Marth Wir machen genaue Analysen, um herauszufinden, welche Medikamente bei welchen Patientinnen wirksam sind. Ziel ist, für jedes Medikament einen Marker zu bekommen, um zu wissen, ob die jeweilige Patientin von der Therapie profitieren wird. Bei HER2 exprimierendem Brustkrebs haben wir z.B. inzwischen Antikörper, die an den HER2-Rezeptor andocken können und die wir mit einem Zellgift verknüpfen. Der Antikörper schleust das Gift in die Krebszelle ein und lässt es dort gezielt frei. Die Krebszelle und ihre Nachbarzelle werden abgetötet. Solche sogenannten Antibody Drug Conjugates sind hocheffektiv und haben eine neue Ära in der Krebstherapie eingeläutet.
Welche Erfolge zeigt die Immuntherapie?
Marth Die Immuntherapie ist außerordentlich effektiv und im Gegensatz zur Chemotherapie, gegen die der Tumor mit der Zeit resistent wird, lange wirksam bei Patientinnen, die darauf ansprechen. Die Schwierigkeit ist: Wir wissen noch nicht genau, für welche Patientinnen die Immuntherapie geeignet ist. Momentan liegt die Ansprechrate bei 15 bis 20 Prozent. Dieser Anteil ist noch gering. Es wird derzeit extrem daran geforscht, entsprechende Biomarker zu entdecken, die besser vorhersagen, wer auf die Immuntherapie anspricht.
Welche Studien zu Brustkrebs laufen am Brustkrebszentrum Innsbruck?
Marth Aktuell gibt es rund 15 Studien, die sich mit verschiedenen Krankheitssituationen befassen. Diese werden zumeist im Rahmen von internationalen Netzwerken durchgeführt. Wir untersuchen unter anderem ob es uns gelingt, Tumoren bereits vor einer Operation verschwinden zu lassen, indem wir Chemo- und Immuntherapie kombinieren. In einer weiteren Forschungsarbeit versuchen wir, Rückfälle besser zu behandeln, indem wir die Hormontherapie mit einem zusätzlichen Medikament verbinden. Es gibt auch eine Studie, in der es darum geht, die Radikalität der Brustoperation zurückzunehmen.
Welche Vor- und Nachteile ergeben sich für Brustkrebs-Patientinnen durch die Teilnahme an Studien?
Marth Mittels Studien werden oft neue Therapiestandards definiert. Sie sind für die Patientinnen daher außerordentlich wichtig. Viele Frauen fragen mittlerweile von sich aus, ob es für sie eine Studie gibt. Die Patientinnen begreifen, dass eine Studie eine Chance ist, heute schon die Therapie von morgen zu erhalten. Wir versuchen, einem Großteil der Patientinnen eine Teilnahme anzubieten. Das bedeutet für sie zwar einen höheren Aufwand, weil sie sich noch mehr Untersuchungen unterziehen müssen. Dafür haben sie die Chance auf die bestmögliche, lebensverlängernde Therapie über den Standard hinaus.
Was trägt die Medizin zur Erhaltung einer guten Lebensqualität bei?
Marth Die Diagnose Brustkrebs reißt den Frauen den Boden unter den Füßen weg. Hier ist es wichtig, dass wir ihnen von Anfang an Begleitung anbieten – durch speziell ausgebildete Pflegepersonen, die Breast Cancer Nurses, und durch psychoonkologische Betreuung. Es ist entscheidend, dass die Patientinnen Zeit bekommen, in der sie über alle ihre Fragen und Ängste reden können.

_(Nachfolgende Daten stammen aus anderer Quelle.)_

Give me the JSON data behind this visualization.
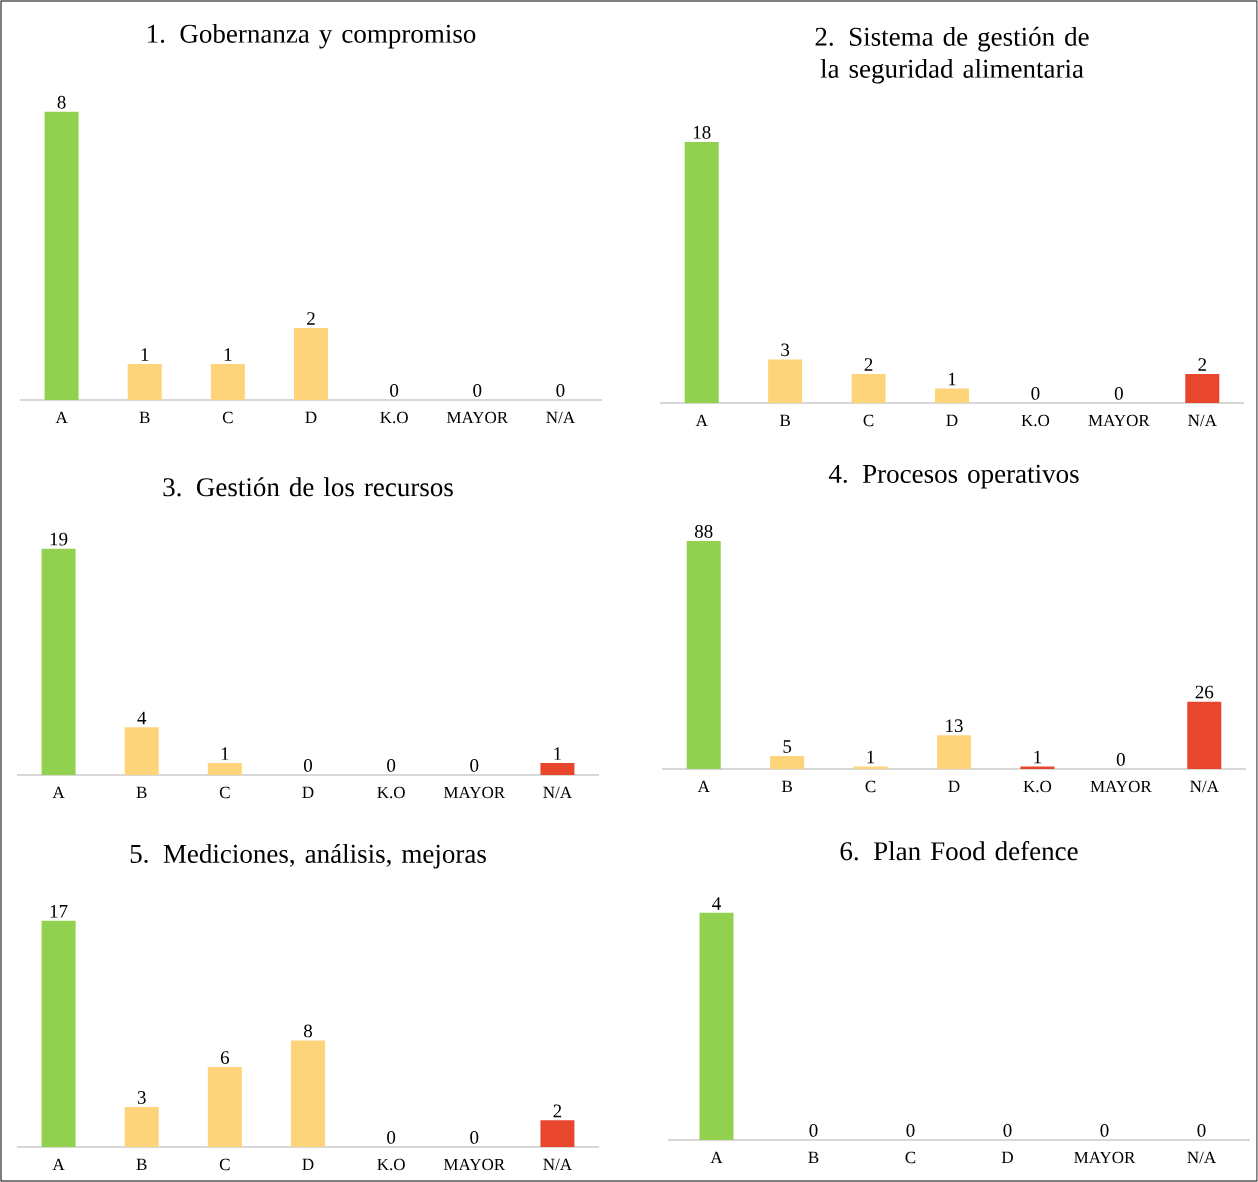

2018 sind in Österreich auch 63 Männer an Brustkrebs erkrankt. Inwieweit überschneidet sich die Therapie von Männern und Frauen?
Marth Selten, aber doch, werden auch Männer in der Gynäkologie behandelt. Wenn Männer an Brustkrebs erkranken, muss man vorragig immer an eine erbliche Veranlagung denken und auf jeden Fall eine genetische Beratung anbieten. Die Therapie verläuft sehr ähnlich wie bei Frauen, und auch die Überlebenschancen gleichen sich. Dadurch, dass Männer weniger Fettgewebe in der Brust haben, können Knoten zwar leichter ertastet werden, im Gegensatz zu Frauen denken sie aber weniger daran, dass es sich um Brustkrebs handeln könnte. Sie gehen meist erst zum Arzt, wenn sie bereits Symptome haben. Diese sind im Wesentlichen dieselben, wie sie auch bei Frauen auftreten: Verhärtungen, Einziehung der Haut, Hautveränderungen, Schmerzen.